Fears for farming after Defra budget cut by 15%

Agriculture is among the losers after a 15% cut to Defra’s budget in the government’s Spending Review and Autumn Statement, say industry leaders.

Defra must make resource savings of 15% by 2019-20 – delivered through efficiencies within the department and across its network.

The Spending Review was unveiled by chancellor George Osborne on Wednesday (25 November).

See also: Defra cuts have ‘massive implications’ for farmers

Although the budget cut is less than many commentators had predicted, some areas of Defra spending are protected, which suggests that the axe will have to fall more heavily elsewhere within the department’s remit if the 15% reduction target is to be met.

Protected expenditure

Protected expenditure includes flood defence funding, such as a £2.3bn capital investment programme to protect more than 300,000 homes.

Also protected is more than £350m of funding for public forests, National Parks and Areas of Outstanding Natural Beauty.

The government said it would be prioritising spending on animal and plant disease prevention, and would invest £130m in capital funding in science by 2020-21.

It will also continue to invest in implementing its 25-year strategy to eradicate bovine TB.

Defra secretary Liz Truss said the settlement meant the department could now press ahead with “vital work” to protect the country from floods and animal and plant disease, protect the natural landscape and deliver on commitments for a cleaner, healthier environment.

Ms Truss said: “Everyone has a part to play in eliminating the deficit by 2020 and, through its ambitious programme of efficiencies, Defra will go further to become a more modern organisation, streamlining services and doing things more strategically.”

Reducing costly bureaucracy and red tape

Defra would reduce its administration budgets by 26% by 2019-20, saving £123m by sharing back office functions such as IT, human resources and finance, with its agencies to reduce unnecessary bureaucracy, and devolving roles to the local front line to ensure effective service delivery.

It would also continue to reduce costly bureaucracy and red tape, securing net savings to business of £470m by the end of the Parliament.

As part of this, a Single Farm Inspection Taskforce will be set up to reduce the number of farm inspections by 20,000 by 2019-20.

The government used the Spending Review to confirm £50m for two new agricultural technology centres, headquartered in York, saying they would support innovation and help the UK grow its share of the £250bn global agritech market.

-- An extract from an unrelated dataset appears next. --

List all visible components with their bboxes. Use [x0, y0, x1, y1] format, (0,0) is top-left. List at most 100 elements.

But industry leaders said many unanswered questions remained, particularly when it came to investment in science and technology.

Pressure on R&D projects

Tight Defra budgets were already putting pressure on research and development (R&D) projects, they warned.

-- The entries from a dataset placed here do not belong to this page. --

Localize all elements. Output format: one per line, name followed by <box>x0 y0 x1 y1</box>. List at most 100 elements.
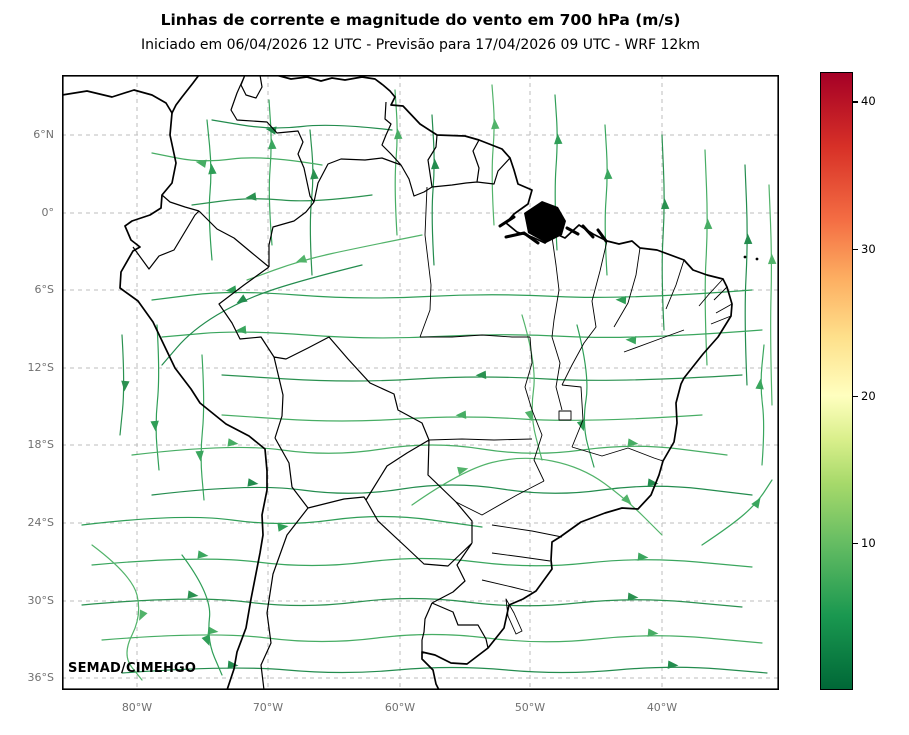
streamline <box>268 99 273 246</box>
lat-tick-label: 6°N <box>33 128 54 141</box>
streamline-arrow <box>604 168 613 180</box>
colorbar-gradient <box>821 73 852 689</box>
streamline <box>768 184 773 406</box>
coastline-caribbean <box>62 75 200 114</box>
streamline-arrow <box>195 159 207 168</box>
lat-tick-label: 12°S <box>27 361 54 374</box>
streamline <box>521 314 543 461</box>
streamline-arrow <box>554 133 563 145</box>
streamline <box>200 354 205 501</box>
coastline-layer <box>62 75 759 690</box>
streamline <box>151 152 323 166</box>
lon-tick-label: 40°W <box>646 701 678 714</box>
colorbar-tick-mark <box>853 248 858 250</box>
streamline-arrow <box>625 336 637 345</box>
lake-maracaibo <box>240 75 263 99</box>
streamline-arrow <box>667 660 679 669</box>
streamline-arrow <box>455 410 467 419</box>
colorbar-tick-label: 10 <box>861 535 876 550</box>
streamline-arrow <box>150 420 159 432</box>
streamline-arrow <box>703 218 713 230</box>
colorbar-tick-mark <box>853 101 858 103</box>
streamline-arrow <box>227 438 239 447</box>
colorbar-tick-label: 20 <box>861 388 876 403</box>
streamline <box>131 444 728 456</box>
page-subtitle: Iniciado em 06/04/2026 12 UTC - Previsão… <box>140 37 701 53</box>
streamline <box>491 84 495 226</box>
streamline-arrow <box>310 168 319 180</box>
streamline-arrow <box>268 138 277 150</box>
lon-tick-label: 80°W <box>121 701 153 714</box>
graticule-gridlines <box>62 75 779 690</box>
streamline <box>411 457 663 536</box>
streamline-arrow <box>208 163 217 175</box>
streamline <box>221 414 703 422</box>
streamline-arrow <box>627 592 639 601</box>
streamline-arrow <box>121 380 130 392</box>
page-title: Linhas de corrente e magnitude do vento … <box>160 11 681 29</box>
streamline-arrow <box>615 296 627 305</box>
coastline-pacific <box>119 112 268 690</box>
map-frame <box>62 75 779 690</box>
streamline-arrow <box>637 552 649 561</box>
streamline <box>91 557 753 568</box>
streamline <box>151 484 753 496</box>
streamline-arrow <box>265 126 277 135</box>
streamline-arrow <box>767 253 777 265</box>
streamline <box>206 119 213 261</box>
streamline-arrow <box>225 285 237 294</box>
streamline-arrow <box>247 478 259 487</box>
island-dot <box>743 255 747 259</box>
colorbar-tick-mark <box>853 542 858 545</box>
streamline-arrow <box>660 198 670 210</box>
streamline-arrow <box>491 118 500 130</box>
streamline <box>576 324 595 468</box>
lat-tick-label: 36°S <box>27 671 54 684</box>
colorbar-tick-mark <box>853 395 858 397</box>
streamline-arrow <box>187 590 199 599</box>
streamline-arrow <box>647 478 659 487</box>
streamline-arrow <box>201 634 210 646</box>
streamline-arrow <box>207 626 219 635</box>
state-borders <box>419 186 733 635</box>
lat-tick-label: 6°S <box>34 283 54 296</box>
streamline <box>191 194 373 206</box>
colorbar <box>820 72 853 690</box>
streamline-arrow <box>457 466 469 476</box>
streamline <box>91 544 143 681</box>
streamline <box>161 329 763 339</box>
streamline-arrow <box>394 128 403 140</box>
lat-tick-label: 30°S <box>27 594 54 607</box>
streamline <box>760 344 765 466</box>
lon-tick-label: 70°W <box>252 701 284 714</box>
map-credit: SEMAD/CIMEHGO <box>68 661 197 676</box>
streamline <box>181 554 223 676</box>
streamline-arrow <box>755 378 764 390</box>
streamline <box>246 234 423 281</box>
streamline-arrow <box>245 192 257 201</box>
streamline <box>151 289 753 301</box>
streamline-arrow <box>197 550 209 559</box>
streamline <box>701 479 773 546</box>
streamline-arrow <box>295 254 308 263</box>
streamlines-layer <box>81 84 777 681</box>
amazon-delta-fill <box>524 201 566 243</box>
colorbar-tick-label: 40 <box>861 94 876 109</box>
streamline <box>211 119 393 131</box>
streamline <box>431 114 435 266</box>
streamline-arrow <box>751 497 761 509</box>
map-svg <box>62 75 779 690</box>
streamline <box>155 324 160 471</box>
streamline-arrow <box>195 450 204 462</box>
lat-tick-label: 0° <box>41 206 55 219</box>
amazon-delta <box>498 201 608 245</box>
lon-tick-label: 60°W <box>384 701 416 714</box>
streamline <box>121 666 768 674</box>
streamline-arrow <box>227 660 239 669</box>
lat-tick-label: 18°S <box>27 438 54 451</box>
country-borders <box>132 75 511 690</box>
streamline <box>81 597 743 608</box>
amazon-river-strokes <box>498 215 608 245</box>
streamline-arrow <box>647 628 659 637</box>
streamline <box>221 374 743 382</box>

James Clarke, head of soils, crops and water at Adas, said Defra had already announced its intention to give 30 days’ notice of termination or amendment of a number of agricultural and environmental R&D projects across a range of topic areas.

Mr Clarke said: “We accept the government’s right to change its priorities and level of spend on R&D but we would reasonably expect these changes to be made over time in line with the funding cycle rather than arbitrarily and at short notice.

“The rapid cancellation of work has unavoidable consequences such as reduced investment, and an erosion of the agricultural science skill base that is so fundamental to the success of UK agriculture’s ability to contribute to the recovery of the economy.”

Similar concerns were voiced by Crop Protection Association chief executive Nick von Westenholz.

He said: “We are concerned at any cuts that diminish government’s policy capacity across agriculture, and in particular on crop protection issues.”

Policy around plant science and pesticides was a complex and sometimes controversial area that the UK government must ensure was properly resourced, added Mr von Westenholz.

Front-line programmes

It was also vital that budgetary reductions did not impact on front-line programmes.

“Where government funding contributes alongside private investment in supporting crucial environmental schemes, such as the Campaign for the Farmed Environment, any reduction in public funds must be balanced carefully against the need to protect and enhance our environment.

“Elsewhere, there are a number of research projects that have been joint funded by the government and industry and it would be counterproductive to abandon research where significant investment has already been made,” he said.